La postérité de Darwin n'est pas toutefois celle d'une science pure et humaniste : sa théorie permit également l'émergence de l'eugénisme, de triste mémoire, et des théories sociales ou raciales hiérarchisant les êtres humains. La hierarchie des races n'est pourtant pas une donnée essentielle de la théorie de Darwin (sans être totalement absente).
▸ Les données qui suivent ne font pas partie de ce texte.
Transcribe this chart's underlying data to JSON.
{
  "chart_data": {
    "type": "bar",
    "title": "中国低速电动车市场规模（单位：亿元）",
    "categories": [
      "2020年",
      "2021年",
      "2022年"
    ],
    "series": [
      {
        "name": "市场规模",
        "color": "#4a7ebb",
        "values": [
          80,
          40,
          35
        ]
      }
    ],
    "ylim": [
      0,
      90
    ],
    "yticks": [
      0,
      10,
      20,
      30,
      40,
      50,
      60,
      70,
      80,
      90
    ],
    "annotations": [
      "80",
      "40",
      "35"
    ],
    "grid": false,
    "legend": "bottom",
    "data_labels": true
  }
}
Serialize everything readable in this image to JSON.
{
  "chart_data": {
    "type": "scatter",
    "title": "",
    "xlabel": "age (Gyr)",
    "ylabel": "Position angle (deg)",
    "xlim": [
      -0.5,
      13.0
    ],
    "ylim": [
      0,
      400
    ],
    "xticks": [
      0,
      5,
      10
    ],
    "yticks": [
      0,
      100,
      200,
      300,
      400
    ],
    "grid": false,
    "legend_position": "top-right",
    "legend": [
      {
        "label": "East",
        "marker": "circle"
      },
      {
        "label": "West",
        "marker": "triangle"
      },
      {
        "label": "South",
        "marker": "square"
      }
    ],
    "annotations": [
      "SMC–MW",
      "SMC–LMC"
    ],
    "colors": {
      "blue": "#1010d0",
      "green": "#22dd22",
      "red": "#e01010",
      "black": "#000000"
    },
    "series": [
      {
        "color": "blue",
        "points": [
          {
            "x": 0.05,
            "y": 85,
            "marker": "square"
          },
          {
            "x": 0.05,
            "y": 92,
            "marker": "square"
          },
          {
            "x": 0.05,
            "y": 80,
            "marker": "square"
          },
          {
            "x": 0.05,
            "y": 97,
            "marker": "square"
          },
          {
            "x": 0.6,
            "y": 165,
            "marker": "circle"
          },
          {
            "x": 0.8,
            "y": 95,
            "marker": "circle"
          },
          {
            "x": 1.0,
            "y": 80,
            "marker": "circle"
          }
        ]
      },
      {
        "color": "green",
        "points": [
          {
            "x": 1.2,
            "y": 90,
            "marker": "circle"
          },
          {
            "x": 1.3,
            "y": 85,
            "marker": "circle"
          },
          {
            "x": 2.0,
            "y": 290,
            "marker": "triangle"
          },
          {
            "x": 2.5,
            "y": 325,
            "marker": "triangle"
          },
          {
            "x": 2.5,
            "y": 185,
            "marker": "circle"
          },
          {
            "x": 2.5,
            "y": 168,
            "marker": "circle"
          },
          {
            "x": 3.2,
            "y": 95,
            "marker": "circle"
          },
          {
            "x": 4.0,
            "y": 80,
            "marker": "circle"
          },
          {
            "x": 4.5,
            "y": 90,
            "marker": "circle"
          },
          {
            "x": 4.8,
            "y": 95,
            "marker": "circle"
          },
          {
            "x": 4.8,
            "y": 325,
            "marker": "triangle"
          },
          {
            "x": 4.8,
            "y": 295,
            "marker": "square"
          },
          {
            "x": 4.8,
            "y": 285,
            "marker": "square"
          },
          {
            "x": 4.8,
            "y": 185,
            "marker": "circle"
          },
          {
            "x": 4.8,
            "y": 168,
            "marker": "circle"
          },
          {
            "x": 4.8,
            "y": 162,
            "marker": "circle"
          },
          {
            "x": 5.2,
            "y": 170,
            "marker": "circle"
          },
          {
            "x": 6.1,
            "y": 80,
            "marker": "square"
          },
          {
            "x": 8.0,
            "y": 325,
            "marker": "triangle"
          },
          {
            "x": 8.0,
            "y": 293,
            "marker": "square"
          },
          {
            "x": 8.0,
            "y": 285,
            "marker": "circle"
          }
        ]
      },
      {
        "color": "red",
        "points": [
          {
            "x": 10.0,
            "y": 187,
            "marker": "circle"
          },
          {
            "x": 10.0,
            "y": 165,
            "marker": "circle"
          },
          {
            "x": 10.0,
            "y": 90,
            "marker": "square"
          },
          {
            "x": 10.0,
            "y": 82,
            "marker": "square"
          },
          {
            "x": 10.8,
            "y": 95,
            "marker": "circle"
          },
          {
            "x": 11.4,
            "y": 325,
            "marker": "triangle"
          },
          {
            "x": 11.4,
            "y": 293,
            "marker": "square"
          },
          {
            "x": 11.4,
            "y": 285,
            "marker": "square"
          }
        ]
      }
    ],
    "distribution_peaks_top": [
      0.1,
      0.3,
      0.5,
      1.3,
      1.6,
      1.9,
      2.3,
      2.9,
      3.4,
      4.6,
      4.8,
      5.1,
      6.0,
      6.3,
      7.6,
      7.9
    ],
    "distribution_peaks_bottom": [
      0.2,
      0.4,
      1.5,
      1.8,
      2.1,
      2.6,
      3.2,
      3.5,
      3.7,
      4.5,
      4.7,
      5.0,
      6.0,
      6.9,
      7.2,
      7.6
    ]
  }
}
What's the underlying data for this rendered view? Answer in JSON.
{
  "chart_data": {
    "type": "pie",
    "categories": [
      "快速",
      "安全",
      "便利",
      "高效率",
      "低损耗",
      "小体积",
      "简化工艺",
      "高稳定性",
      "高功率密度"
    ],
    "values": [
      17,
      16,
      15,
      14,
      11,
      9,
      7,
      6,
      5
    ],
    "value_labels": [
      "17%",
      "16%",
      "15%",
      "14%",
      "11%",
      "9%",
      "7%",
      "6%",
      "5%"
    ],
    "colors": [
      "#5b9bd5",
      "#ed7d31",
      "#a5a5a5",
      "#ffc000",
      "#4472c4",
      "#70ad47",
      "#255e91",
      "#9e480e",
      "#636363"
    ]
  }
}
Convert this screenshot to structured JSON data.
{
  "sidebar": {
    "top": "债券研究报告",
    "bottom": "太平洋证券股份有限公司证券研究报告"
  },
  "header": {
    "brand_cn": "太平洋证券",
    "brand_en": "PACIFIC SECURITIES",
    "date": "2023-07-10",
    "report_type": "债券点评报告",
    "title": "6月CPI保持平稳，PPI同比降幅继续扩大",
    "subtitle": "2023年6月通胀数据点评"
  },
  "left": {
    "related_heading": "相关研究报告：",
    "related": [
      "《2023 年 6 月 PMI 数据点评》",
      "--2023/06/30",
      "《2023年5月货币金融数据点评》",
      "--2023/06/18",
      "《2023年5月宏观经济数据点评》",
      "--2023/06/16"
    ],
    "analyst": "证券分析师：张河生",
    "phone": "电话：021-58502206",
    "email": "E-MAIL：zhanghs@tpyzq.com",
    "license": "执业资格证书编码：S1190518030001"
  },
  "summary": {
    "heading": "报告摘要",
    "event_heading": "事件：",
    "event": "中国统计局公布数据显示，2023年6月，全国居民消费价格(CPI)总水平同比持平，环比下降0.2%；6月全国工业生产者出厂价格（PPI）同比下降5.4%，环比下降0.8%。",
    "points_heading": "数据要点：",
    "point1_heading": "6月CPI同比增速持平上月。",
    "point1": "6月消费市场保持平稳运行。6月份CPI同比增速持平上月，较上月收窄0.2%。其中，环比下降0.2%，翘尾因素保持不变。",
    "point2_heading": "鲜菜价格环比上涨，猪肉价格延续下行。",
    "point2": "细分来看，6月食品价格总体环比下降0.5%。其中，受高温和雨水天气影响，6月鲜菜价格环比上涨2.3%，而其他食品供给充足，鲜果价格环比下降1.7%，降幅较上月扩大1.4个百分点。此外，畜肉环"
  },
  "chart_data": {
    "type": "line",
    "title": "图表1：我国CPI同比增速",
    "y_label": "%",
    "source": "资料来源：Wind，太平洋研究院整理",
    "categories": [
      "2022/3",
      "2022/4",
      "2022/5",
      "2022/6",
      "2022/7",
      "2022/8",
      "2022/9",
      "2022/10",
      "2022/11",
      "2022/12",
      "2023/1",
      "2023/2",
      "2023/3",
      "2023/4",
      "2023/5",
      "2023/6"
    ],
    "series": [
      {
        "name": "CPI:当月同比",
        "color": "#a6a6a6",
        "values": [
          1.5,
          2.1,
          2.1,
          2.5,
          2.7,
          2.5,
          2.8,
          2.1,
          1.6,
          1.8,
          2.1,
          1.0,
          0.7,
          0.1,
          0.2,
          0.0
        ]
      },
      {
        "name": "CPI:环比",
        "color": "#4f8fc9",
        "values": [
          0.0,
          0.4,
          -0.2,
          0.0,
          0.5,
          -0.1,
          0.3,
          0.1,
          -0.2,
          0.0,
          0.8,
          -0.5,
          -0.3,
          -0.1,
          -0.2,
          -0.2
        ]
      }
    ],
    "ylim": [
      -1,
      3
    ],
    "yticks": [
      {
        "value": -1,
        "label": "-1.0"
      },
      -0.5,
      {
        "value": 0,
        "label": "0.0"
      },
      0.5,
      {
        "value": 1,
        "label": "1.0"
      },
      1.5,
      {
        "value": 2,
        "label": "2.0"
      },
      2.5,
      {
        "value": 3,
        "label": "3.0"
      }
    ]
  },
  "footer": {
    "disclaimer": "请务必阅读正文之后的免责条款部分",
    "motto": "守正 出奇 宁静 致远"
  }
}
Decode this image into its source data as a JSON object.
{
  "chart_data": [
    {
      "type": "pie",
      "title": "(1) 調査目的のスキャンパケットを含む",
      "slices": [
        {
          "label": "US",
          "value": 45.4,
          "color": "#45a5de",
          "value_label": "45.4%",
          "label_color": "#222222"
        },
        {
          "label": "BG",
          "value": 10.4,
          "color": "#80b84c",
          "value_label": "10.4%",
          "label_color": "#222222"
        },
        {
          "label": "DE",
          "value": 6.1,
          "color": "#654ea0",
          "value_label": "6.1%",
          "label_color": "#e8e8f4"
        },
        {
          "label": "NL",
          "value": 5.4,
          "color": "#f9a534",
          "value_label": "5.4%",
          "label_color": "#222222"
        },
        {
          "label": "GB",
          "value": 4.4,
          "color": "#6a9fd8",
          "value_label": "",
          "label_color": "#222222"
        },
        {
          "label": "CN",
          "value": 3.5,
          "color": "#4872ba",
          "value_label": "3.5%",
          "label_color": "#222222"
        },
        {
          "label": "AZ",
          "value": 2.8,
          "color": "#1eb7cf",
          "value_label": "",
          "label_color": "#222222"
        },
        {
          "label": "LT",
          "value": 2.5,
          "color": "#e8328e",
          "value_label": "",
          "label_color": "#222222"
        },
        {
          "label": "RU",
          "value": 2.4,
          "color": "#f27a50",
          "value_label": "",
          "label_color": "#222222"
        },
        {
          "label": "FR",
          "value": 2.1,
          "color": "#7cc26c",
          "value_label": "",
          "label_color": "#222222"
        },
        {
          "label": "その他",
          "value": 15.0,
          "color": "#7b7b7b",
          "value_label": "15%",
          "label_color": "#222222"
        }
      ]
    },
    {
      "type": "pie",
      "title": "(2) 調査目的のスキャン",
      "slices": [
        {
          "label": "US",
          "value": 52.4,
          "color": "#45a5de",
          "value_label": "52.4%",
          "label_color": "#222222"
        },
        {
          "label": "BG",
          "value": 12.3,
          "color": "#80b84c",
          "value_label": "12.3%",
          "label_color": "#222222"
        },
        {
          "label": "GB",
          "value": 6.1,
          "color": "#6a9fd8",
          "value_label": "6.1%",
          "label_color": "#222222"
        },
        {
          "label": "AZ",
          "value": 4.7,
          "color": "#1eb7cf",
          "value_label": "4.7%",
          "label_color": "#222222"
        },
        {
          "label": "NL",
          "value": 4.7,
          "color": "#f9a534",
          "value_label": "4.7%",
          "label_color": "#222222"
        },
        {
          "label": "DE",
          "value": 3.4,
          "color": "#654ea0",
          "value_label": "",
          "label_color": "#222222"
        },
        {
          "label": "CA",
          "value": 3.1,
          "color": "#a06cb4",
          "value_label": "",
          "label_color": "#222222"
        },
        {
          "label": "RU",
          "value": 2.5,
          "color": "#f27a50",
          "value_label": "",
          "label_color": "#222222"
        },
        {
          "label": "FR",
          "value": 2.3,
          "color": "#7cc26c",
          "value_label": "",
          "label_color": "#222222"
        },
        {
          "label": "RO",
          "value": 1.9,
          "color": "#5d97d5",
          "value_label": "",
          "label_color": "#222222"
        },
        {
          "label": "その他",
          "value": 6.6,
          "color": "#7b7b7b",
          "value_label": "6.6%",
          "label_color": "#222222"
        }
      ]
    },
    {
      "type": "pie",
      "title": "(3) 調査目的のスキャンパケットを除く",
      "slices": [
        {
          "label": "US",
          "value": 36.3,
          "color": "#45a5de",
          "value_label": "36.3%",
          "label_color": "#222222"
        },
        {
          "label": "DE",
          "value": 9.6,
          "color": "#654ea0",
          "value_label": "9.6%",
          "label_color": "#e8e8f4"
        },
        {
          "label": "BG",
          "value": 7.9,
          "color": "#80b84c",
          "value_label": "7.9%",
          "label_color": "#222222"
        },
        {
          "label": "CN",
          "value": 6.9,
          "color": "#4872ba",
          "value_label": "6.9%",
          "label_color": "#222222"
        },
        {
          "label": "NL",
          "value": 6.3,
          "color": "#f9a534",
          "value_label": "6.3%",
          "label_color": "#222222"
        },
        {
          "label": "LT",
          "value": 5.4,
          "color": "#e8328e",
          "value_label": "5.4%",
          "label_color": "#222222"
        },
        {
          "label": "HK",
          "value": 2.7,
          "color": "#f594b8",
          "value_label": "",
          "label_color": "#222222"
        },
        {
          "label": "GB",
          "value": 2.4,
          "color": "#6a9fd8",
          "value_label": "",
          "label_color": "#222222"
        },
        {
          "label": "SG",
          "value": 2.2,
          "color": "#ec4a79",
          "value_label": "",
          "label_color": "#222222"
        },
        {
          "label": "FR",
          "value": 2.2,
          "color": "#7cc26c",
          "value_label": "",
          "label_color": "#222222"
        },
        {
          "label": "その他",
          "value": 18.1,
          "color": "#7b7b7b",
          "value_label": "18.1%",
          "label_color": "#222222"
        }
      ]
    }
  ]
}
Les extrémités où l'ont amené certains lecteurs de Darwin est un dévoiement pur et simple, car ce dernier s'efforce au fil des pages de montrer que l'hérédité se conjuge inlassablement avec les conditions du milieu pour faire évoluer les espèces.
Louons donc Charles Darwin et son insastiable curiosité, qui lui fit écrire ce grand ouvrage. C'est un des piliers de la biologie moderne, un remarquable travail de naturaliste passionné et un exemple de vulgarisation scientifique aboutie. Rien que cela justifie le triomphe qu'il connut à sa parution, et le fait de le lire encore aujourd'hui.
3 commentaires:
Ah ouais, carrément, tu nous fais un petit Everest littéraire.
Everest, c'est le mot : ça fait trois ans que je l'ai commencé ! Les lectures courtes (moins de cinquante pages), c'est bien sur ordinateur, mais les pavés, c'est raide... Le confort s'est nettement amélioré depuis que j'ai mon grand écran et mon grand fauteuil, en attendant une liseuse bon marché. Je n'ai pas beaucoup parlé du style, car bien entendu, vu mon niveau d'anglais, je l'ai lu en traduction, mais c'est un grand ouvrage de vulgarisation, simple à lire, mais impeccable dans ses démonstrations. Il y a toutefois des moments où, quand on n'est pas une passionnée des pigeons, on s'ennuie un peu...
On m'a offert une liseuse pour Noël, j'attends encore un peu avant d'en faire un billet sur ce blog. J'avoue qu'après m'être légèrement énervé en raison de DRM un peu trop intrusifs et du service pas toujours très au point de Fnac.com, je commence à être franchement convaincu par la bête. D'ailleurs, en utilisation nomade, je crois qu'il n'y a pas mieux. Je lis à la pause de midi au boulot, en bagnole quand j'ai un copilote, quand j'ai un peu de temps à poireauter chez le dentiste, médecin, coiffeur (rayer la mention inutile). Bref, c'est léger, confortable, l'autonomie est impressionnante et on peut emmener des milliers de livres avec soi ; le rêve de tout lecteur monomaniaque qui se respecte en somme.